Enter “Beat the Micro Bead.” It’s a free app for your smartphone. It lets you scan barcodes. It tells you if the product you want to use contains microbeads, and whether the maker of the product has vowed by phase out the plastics.
The app was released this week in conjunction with a Great Lakes plastics study from the 5 Gyres group.
The study found high concentrations of microplastics in the Great Lakes, more than most ocean samples collected worldwide.
2 – Dec. 1 is the registration deadline for the Great Lakes Bowl.
This isn’t a football game. It’s a science question-and-answer competition, for high school students.

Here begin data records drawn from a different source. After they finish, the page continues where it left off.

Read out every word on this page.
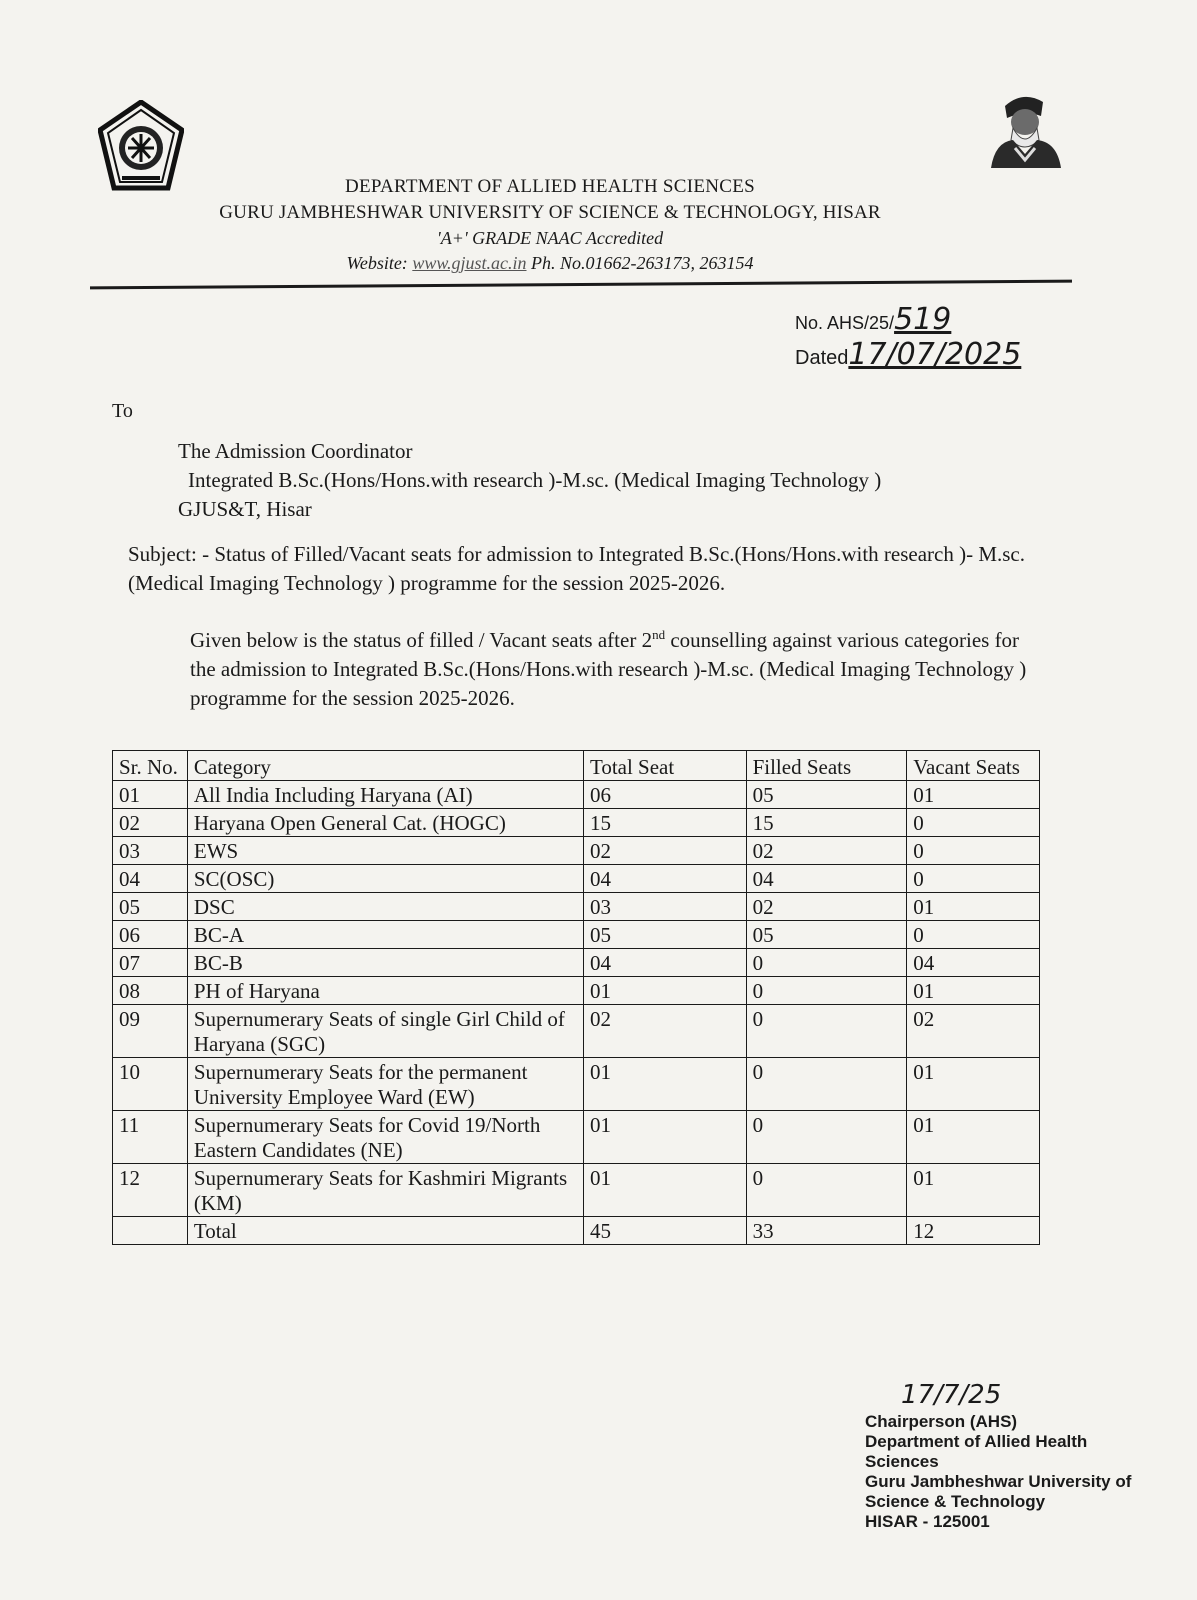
DEPARTMENT OF ALLIED HEALTH SCIENCES
GURU JAMBHESHWAR UNIVERSITY OF SCIENCE & TECHNOLOGY, HISAR
'A+' GRADE NAAC Accredited
Website: www.gjust.ac.in Ph. No.01662-263173, 263154
No. AHS/25/519
Dated17/07/2025
To
The Admission Coordinator
Integrated B.Sc.(Hons/Hons.with research )-M.sc. (Medical Imaging Technology )
GJUS&T, Hisar
Subject: - Status of Filled/Vacant seats for admission to Integrated B.Sc.(Hons/Hons.with research )- M.sc. (Medical Imaging Technology ) programme for the session 2025-2026.
Given below is the status of filled / Vacant seats after 2nd counselling against various categories for the admission to Integrated B.Sc.(Hons/Hons.with research )-M.sc. (Medical Imaging Technology ) programme for the session 2025-2026.
Sr. No.	Category	Total Seat	Filled Seats	Vacant Seats
01	All India Including Haryana (AI)	06	05	01
02	Haryana Open General Cat. (HOGC)	15	15	0
03	EWS	02	02	0
04	SC(OSC)	04	04	0
05	DSC	03	02	01
06	BC-A	05	05	0
07	BC-B	04	0	04
08	PH of Haryana	01	0	01
09	Supernumerary Seats of single Girl Child of Haryana (SGC)	02	0	02
10	Supernumerary Seats for the permanent University Employee Ward (EW)	01	0	01
11	Supernumerary Seats for Covid 19/North Eastern Candidates (NE)	01	0	01
12	Supernumerary Seats for Kashmiri Migrants (KM)	01	0	01
	Total	45	33	12
17/7/25
Chairperson (AHS)
Department of Allied Health Sciences
Guru Jambheshwar University of
Science & Technology
HISAR - 125001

Standish-Sterling Central High School was on the list of teams in 2013. The Bowl is a regional competition that’s part of the Nation Ocean Sciences Bowl (NOSB).
In 2014, the Great Lakes Bowl will be held on Feb. 1 at the University of Michigan School of Natural Resources and Environment in Ann Arbor. The national competition is in Seattle in May.
The Great Lakes Bowl is limited to 16 high school teams. The deadline to register, again, is Dec. 1.
3 – The Clean Water Act needs comments.
The U.S. Environmental Protection Agency has released a draft science advisory report on protecting streams and wetlands.
The public comment period ends Nov. 6.
The campaign is aimed at strengthening protections for streams and wetlands that surround the Great Lakes.
Streams and wetlands are important because they help support healthy ecosystems and filter out pollutants.